President Donald Trump talks incessantly about the dangers of mail-in balloting in 2020 — even as what he cites as examples of this alleged fraud are almost always explained away as simple human error.
Which brings me to California and the California Republican Party, in particular.
The California Republican Party is behind the effort, which a spokesman for the organization told CNN on Monday amounts to an opportunity for “friends, family, and patrons to drop off their ballot with someone they know and trust.”
Except that it doesn’t work that way under California election law. You can’t just cut a hole in a cardboard box, write “authorized” on it and say that it’s totally cool for voters to drop their ballots in it.
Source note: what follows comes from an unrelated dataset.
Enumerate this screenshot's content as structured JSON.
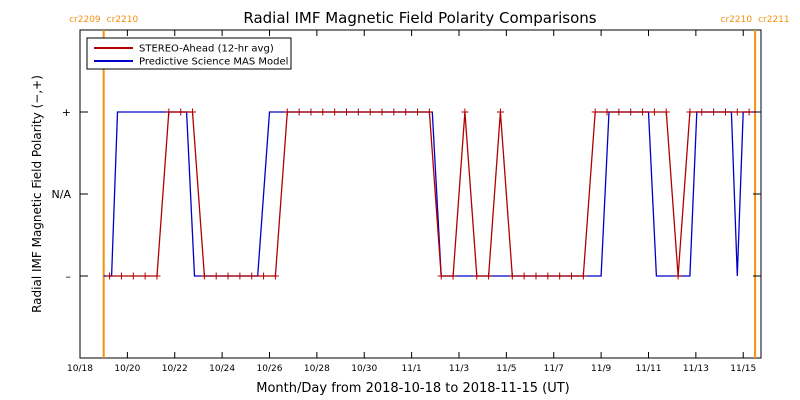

Why not? Well, security, mostly. Who controls the box once votes — or even a single vote — is deposited in it? How can we be sure that every vote put into one of these unauthorized boxes is counted?
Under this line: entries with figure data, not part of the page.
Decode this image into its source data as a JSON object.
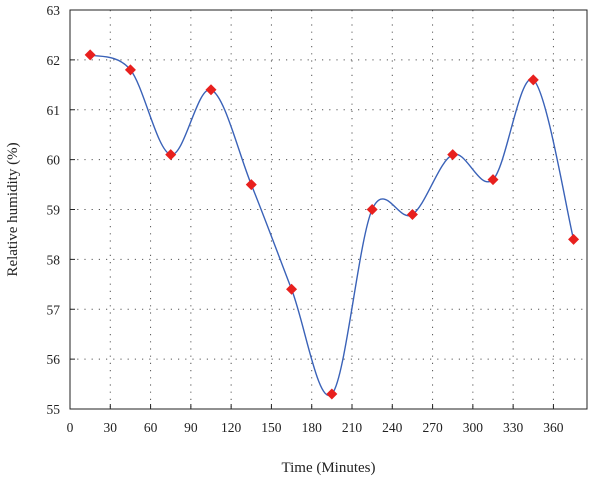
{
  "chart_data": {
    "type": "line",
    "xlabel": "Time (Minutes)",
    "ylabel": "Relative humidity (%)",
    "xlim": [
      0,
      385
    ],
    "ylim": [
      55,
      63
    ],
    "xticks": [
      0,
      30,
      60,
      90,
      120,
      150,
      180,
      210,
      240,
      270,
      300,
      330,
      360
    ],
    "yticks": [
      55,
      56,
      57,
      58,
      59,
      60,
      61,
      62,
      63
    ],
    "grid": true,
    "line_color": "#3a62b8",
    "marker_color": "#e8201e",
    "marker": "diamond",
    "series": [
      {
        "x": [
          15,
          45,
          75,
          105,
          135,
          165,
          195,
          225,
          255,
          285,
          315,
          345,
          375
        ],
        "y": [
          62.1,
          61.8,
          60.1,
          61.4,
          59.5,
          57.4,
          55.3,
          59.0,
          58.9,
          60.1,
          59.6,
          61.6,
          58.4
        ]
      }
    ]
  }
}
The unofficial boxes lack a “chain of custody and we don’t have the requirements or regulations for these fake drop boxes as you do for the official drop boxes,” California Secretary of State Alex Padilla, a Democrat, told CNN’s Chris Cuomo on Monday night.
The difference, of course, is that the ballot collection system has all sorts of safeguards and checks written into the law to avoid fraud. What the California GOP is doing has none of that.
The Point: For all of Trump’s wild charges about election rigging and vote-by-mail fraud being perpetrated by Democrats, it’s his own party in California that is actively skirting the laws.